Lacroix et al. report that the addition of long glutamate side chains to tubulin stimulates microtubule disassembly by the microtubule-severing protein spastin.
The C-terminal tails of tubulin subunits can be modified in different ways, which might alter the recruitment of molecular motors and other microtubule-binding proteins. A family of glutamylase enzymes generates glutamate side chains of varying lengths on tubulin tails. The purpose of this modification isn't clear, though it may stimulate microtubule severing: in the protozoan Tetrahymena, blocking tubulin glutamylation has a similar effect to deleting the microtubule-severing protein katanin.
Lacroix et al. transfected HeLa cells with different glutamylases and found that enzymes that added long glutamate side chains to tubulin stimulated microtubule disassembly. The addition of shorter chains by other family members had no effect. The microtubules were disassembled by the severing protein spastin, whose activity was boosted by the polyglutamylated tubulin tails—possibly because the negatively charged glutamate residues attract a positively charged region of spastin's active site. Microtubules assembled in vitro from polyglutamylated tubulin were quickly dismantled by spastin, while non-glutamylated microtubules were more stable.
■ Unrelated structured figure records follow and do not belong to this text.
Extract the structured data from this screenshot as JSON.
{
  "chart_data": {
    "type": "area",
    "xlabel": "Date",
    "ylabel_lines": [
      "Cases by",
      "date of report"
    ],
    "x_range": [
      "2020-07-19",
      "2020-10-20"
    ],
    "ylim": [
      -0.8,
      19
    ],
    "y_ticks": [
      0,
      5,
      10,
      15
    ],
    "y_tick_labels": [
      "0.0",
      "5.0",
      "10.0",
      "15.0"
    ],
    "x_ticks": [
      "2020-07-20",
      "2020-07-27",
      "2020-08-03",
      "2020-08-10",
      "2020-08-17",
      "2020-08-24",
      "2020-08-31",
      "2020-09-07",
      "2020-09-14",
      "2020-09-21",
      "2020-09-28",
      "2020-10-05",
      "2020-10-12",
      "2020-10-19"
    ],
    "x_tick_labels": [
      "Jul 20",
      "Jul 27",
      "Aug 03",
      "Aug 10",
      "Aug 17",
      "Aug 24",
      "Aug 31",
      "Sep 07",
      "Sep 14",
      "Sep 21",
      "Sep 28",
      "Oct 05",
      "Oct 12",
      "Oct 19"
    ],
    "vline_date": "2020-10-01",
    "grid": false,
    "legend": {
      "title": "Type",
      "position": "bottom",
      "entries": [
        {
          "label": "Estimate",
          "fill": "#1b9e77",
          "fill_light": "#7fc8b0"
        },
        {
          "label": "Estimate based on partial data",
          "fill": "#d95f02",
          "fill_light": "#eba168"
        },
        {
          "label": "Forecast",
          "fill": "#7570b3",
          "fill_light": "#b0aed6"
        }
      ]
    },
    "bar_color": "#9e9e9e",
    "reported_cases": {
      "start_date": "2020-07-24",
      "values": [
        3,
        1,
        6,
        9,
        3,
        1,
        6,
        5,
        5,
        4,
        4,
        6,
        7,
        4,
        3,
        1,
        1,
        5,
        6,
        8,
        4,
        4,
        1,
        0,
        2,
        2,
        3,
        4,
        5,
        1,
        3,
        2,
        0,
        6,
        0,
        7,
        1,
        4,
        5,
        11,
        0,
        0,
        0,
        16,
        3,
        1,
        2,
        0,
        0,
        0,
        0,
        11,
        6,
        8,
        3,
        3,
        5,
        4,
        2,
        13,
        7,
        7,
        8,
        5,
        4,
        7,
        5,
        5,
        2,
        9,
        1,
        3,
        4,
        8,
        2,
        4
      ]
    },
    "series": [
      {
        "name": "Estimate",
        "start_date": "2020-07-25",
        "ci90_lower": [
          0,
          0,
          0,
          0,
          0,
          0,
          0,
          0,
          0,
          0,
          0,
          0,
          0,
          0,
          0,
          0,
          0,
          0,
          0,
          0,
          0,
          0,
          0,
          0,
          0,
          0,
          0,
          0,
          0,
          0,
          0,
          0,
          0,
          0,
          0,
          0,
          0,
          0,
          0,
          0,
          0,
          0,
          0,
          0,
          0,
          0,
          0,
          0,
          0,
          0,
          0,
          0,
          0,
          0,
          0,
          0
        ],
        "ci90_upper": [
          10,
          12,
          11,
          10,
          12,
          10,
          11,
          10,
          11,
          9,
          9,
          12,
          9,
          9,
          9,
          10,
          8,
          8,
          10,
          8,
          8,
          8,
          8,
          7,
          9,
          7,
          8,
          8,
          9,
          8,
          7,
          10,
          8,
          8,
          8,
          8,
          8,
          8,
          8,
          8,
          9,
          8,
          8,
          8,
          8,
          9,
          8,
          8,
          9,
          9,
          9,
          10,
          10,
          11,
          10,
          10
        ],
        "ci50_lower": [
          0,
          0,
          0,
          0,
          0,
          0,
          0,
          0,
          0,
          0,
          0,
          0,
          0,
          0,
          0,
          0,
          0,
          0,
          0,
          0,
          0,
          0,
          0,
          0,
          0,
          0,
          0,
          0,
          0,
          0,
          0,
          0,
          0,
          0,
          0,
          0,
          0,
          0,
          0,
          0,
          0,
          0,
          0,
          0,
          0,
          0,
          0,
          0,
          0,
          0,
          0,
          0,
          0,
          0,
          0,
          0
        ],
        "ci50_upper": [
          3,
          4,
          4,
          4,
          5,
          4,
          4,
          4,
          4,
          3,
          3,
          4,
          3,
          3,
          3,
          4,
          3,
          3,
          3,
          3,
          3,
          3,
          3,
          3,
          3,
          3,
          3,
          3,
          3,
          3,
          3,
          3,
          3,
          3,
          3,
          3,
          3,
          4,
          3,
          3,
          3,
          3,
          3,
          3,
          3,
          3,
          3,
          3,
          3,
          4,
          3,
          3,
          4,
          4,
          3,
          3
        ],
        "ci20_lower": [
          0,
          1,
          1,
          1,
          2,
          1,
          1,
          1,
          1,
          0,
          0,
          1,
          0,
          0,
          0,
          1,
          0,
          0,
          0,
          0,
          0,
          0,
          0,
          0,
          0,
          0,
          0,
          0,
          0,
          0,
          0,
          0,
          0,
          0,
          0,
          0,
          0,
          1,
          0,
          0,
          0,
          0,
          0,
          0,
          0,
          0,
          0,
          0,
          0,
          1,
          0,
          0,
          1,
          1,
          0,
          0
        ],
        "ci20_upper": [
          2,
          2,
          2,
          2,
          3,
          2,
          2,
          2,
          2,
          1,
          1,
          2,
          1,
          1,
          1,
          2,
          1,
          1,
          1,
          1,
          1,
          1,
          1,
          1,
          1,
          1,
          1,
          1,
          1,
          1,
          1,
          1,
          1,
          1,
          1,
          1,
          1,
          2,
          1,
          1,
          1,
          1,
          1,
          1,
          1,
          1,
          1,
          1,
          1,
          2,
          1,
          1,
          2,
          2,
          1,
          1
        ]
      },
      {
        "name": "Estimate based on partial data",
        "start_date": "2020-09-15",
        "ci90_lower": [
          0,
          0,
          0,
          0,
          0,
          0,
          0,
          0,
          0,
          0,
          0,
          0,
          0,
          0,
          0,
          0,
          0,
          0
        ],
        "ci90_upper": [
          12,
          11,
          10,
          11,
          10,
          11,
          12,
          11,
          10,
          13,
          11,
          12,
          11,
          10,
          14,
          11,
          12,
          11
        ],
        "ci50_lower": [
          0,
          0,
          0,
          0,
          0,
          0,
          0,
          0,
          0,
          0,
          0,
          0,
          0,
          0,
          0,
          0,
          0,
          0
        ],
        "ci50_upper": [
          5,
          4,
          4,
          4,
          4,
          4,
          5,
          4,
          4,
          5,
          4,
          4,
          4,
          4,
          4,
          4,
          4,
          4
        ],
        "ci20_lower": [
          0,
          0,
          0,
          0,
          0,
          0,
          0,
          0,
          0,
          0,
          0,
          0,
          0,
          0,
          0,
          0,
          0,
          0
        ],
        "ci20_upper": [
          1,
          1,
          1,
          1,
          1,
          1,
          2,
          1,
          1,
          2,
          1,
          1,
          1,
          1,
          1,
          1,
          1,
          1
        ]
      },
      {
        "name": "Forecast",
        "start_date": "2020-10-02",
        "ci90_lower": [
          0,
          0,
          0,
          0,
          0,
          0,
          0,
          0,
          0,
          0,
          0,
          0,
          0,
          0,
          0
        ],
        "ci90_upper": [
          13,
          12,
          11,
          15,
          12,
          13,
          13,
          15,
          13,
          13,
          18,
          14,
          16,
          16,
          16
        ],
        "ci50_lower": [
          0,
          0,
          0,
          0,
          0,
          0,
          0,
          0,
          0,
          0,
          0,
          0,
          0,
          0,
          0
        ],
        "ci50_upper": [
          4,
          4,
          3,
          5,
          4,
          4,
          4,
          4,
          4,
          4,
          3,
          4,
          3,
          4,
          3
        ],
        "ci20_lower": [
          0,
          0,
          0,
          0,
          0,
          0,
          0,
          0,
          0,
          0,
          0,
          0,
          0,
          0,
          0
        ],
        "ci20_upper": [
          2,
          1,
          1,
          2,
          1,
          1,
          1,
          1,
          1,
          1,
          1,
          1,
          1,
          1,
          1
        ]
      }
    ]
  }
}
Spastin's activity is reduced by mutations associated with spastic paraplegia; defects in tubulin polyglutamylation might therefore cause neurodegeneration as well. Senior author Carsten Janke thinks that the modification facilitates microtubule cutting by spastin and katanin, but that additional signals ensure filaments are only disassembled at the right moment. He now plans to investigate how polyglutamylation affects the activity of other microtubule-interacting proteins, such as molecular motors.